New authors are always excited to announce the publication of their latest work. After months or years of writing, rewriting, editing and re-editing, just getting through the publishing wizard feels like a monumental accomplishment. To celebrate this milestone, new authors often post an announcement in the Lulu Author Workshop forums. Expecting praise, adulation, or maybe just a friendly slap on the back, these newly minted authors are often shocked by the scathing criticism they receive from their fellow Lulu authors.
No one has ever accused authors of being overly kind or supportive, but invariably someone forgets that the first page of a book is on the right side of an open book or they forgot to include a title page or copyright notice. Their page numbers start on the first page of the book instead of the first page of the narrative. Basically, the book they spent so much time writing looks more like a very long college essay rather than like a professionally formatted book. These oversights are the fuel that feed the fires of criticism.
The new author often responds that people are focusing on the format and spelling instead of their gloriously inspired plot.
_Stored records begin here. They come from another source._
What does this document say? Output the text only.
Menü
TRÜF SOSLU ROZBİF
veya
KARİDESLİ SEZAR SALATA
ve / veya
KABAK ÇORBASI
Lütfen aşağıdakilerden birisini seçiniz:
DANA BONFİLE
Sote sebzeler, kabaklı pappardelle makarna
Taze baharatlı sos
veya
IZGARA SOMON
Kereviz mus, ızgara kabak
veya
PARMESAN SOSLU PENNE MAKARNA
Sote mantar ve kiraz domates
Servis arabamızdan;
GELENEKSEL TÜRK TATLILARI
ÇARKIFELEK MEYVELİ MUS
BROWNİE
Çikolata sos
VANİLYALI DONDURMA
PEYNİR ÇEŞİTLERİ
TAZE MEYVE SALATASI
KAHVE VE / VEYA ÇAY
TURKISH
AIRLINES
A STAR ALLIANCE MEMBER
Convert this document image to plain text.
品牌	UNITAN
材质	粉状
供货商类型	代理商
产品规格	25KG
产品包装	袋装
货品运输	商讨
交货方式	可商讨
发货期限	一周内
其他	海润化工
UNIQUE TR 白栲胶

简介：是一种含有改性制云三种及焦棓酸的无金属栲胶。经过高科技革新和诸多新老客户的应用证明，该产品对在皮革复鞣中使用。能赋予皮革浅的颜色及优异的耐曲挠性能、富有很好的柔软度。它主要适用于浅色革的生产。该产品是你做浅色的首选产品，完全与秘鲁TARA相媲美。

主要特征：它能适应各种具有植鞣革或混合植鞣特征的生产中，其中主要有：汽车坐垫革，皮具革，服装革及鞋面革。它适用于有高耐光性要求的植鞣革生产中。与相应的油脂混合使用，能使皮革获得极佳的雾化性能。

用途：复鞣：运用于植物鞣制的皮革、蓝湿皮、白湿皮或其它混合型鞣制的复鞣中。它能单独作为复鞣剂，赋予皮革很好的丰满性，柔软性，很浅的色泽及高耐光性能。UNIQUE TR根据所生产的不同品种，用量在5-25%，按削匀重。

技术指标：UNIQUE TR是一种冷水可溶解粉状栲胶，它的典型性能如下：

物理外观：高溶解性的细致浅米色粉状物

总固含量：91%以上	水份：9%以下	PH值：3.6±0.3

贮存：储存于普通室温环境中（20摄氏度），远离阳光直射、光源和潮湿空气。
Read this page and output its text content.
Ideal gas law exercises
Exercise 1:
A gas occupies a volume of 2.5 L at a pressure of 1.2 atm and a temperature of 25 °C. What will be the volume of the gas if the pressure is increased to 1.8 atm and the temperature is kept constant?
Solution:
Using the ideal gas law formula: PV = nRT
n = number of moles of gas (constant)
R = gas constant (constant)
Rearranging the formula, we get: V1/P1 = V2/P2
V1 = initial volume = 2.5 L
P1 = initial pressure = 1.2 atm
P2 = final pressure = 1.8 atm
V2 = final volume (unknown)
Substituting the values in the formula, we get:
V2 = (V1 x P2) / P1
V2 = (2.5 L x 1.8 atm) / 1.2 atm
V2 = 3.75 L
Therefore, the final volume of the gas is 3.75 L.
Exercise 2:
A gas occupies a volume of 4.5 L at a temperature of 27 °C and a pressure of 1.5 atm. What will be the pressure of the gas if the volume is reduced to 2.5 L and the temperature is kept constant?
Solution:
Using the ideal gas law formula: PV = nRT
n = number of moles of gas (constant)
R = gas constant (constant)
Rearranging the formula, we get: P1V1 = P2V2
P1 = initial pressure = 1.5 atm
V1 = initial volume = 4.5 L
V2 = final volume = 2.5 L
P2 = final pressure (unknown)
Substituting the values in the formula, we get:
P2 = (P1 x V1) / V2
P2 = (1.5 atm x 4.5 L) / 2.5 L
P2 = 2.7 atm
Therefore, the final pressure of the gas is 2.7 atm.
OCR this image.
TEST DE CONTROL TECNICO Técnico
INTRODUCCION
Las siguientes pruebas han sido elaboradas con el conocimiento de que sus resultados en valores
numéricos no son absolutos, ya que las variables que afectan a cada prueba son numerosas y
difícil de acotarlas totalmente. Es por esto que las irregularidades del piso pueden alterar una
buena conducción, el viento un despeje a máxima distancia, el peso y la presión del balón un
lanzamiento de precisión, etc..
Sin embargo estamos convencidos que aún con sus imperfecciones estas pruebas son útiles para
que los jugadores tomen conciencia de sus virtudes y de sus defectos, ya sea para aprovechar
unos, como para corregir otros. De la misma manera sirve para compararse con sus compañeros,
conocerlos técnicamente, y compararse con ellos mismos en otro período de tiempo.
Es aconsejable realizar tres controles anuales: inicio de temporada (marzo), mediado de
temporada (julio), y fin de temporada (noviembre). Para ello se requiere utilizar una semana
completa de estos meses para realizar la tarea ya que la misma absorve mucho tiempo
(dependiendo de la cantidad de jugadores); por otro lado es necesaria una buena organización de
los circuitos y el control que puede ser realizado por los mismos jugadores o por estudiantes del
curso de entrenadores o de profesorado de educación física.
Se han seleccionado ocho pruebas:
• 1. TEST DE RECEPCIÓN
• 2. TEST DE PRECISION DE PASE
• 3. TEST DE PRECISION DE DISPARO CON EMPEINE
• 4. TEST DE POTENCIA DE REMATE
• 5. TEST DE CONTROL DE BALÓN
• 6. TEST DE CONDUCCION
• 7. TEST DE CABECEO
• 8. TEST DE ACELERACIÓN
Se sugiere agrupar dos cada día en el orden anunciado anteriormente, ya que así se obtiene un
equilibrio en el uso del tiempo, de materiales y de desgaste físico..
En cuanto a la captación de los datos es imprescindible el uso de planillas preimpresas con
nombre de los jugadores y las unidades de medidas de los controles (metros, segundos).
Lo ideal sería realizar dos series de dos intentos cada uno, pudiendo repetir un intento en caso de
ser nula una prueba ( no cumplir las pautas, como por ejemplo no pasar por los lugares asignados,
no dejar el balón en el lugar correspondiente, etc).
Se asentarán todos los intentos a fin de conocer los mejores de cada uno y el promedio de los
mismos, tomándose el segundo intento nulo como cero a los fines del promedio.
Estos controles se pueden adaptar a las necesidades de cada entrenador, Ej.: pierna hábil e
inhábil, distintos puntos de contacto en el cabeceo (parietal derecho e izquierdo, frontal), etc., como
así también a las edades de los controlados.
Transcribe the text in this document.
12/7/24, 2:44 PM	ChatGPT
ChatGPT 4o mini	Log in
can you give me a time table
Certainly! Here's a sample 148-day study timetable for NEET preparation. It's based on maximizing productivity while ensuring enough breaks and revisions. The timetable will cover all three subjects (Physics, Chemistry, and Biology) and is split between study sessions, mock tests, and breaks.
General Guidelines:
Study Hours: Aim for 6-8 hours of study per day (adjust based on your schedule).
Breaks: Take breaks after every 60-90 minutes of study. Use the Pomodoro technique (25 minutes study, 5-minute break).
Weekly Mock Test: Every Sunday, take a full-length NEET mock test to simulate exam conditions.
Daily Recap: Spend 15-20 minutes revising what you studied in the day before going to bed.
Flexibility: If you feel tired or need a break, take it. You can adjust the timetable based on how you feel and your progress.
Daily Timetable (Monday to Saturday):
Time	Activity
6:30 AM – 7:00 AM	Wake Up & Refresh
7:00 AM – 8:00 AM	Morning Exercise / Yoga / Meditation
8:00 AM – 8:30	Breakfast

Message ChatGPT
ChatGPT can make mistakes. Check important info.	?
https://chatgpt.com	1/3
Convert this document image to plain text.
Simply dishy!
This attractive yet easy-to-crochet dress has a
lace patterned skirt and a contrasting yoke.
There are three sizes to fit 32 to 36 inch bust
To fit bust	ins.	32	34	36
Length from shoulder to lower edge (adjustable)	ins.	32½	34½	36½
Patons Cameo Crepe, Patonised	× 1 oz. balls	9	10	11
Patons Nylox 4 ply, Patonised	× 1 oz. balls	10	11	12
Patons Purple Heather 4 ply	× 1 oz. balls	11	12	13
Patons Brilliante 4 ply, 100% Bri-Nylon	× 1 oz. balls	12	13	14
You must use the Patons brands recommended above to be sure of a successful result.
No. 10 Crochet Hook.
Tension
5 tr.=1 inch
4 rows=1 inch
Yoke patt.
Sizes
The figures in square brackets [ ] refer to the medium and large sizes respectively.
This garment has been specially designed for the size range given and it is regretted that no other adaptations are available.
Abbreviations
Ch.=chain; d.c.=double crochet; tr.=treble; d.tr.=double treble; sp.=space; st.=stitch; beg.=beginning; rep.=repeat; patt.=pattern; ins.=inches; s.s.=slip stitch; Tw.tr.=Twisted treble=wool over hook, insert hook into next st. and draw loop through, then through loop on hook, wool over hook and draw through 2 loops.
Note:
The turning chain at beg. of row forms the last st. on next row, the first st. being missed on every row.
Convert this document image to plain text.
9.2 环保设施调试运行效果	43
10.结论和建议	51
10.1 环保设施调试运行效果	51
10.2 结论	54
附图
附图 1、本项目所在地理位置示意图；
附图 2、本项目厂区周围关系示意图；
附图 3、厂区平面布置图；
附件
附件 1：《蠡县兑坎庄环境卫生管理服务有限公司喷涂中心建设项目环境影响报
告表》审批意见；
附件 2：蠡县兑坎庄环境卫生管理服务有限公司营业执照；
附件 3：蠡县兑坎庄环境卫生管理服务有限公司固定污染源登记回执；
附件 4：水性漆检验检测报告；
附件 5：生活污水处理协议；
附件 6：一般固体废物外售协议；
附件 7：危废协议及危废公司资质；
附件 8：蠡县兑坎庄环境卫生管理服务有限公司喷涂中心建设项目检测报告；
While that is a good argument for a first draft, it is not a fitting one for a book you expect someone to pay to read.
You may also respond that you are a writer, not a book designer. How are you supposed to know how to properly layout a book? Chances are you have hundreds of examples on your bookshelves at home. Unfortunately, if you take 10 books off of your shelf and look at them, there will probably be 10 different treatments for titles, fonts, chapter separators, and page headings; however, they will all have some things in common. For example, they will all have title pages, copyright notices, dedications, prefaces, author biographies, etc. So, find a book you love and recreate the front matter pages and narrative in the same style.
Another option is to download the Lulu template and style guide from the Lulu Book Builder page. The template includes a blank MS Word file with preset margins and a properly set gutter (the part of the page that will be glued into the spine) as well as a guide for creating a professionally formatted print book. It’s really all the information you need – including helpful formatting hints.
To download a template and style guide, go to http://www.lulu.com/publish/books, select the format and size for your book and click the Download Template button. You can copy and paste your manuscript into the template or apply the same margins and settings used in the template to your manuscript. Then follow the style guide to create a professional looking book.
Your readers will appreciate the time you spend formatting your book and those harsh critics in the Author Workshop will be singing your praises. They may even take a moment to read a portion of your story.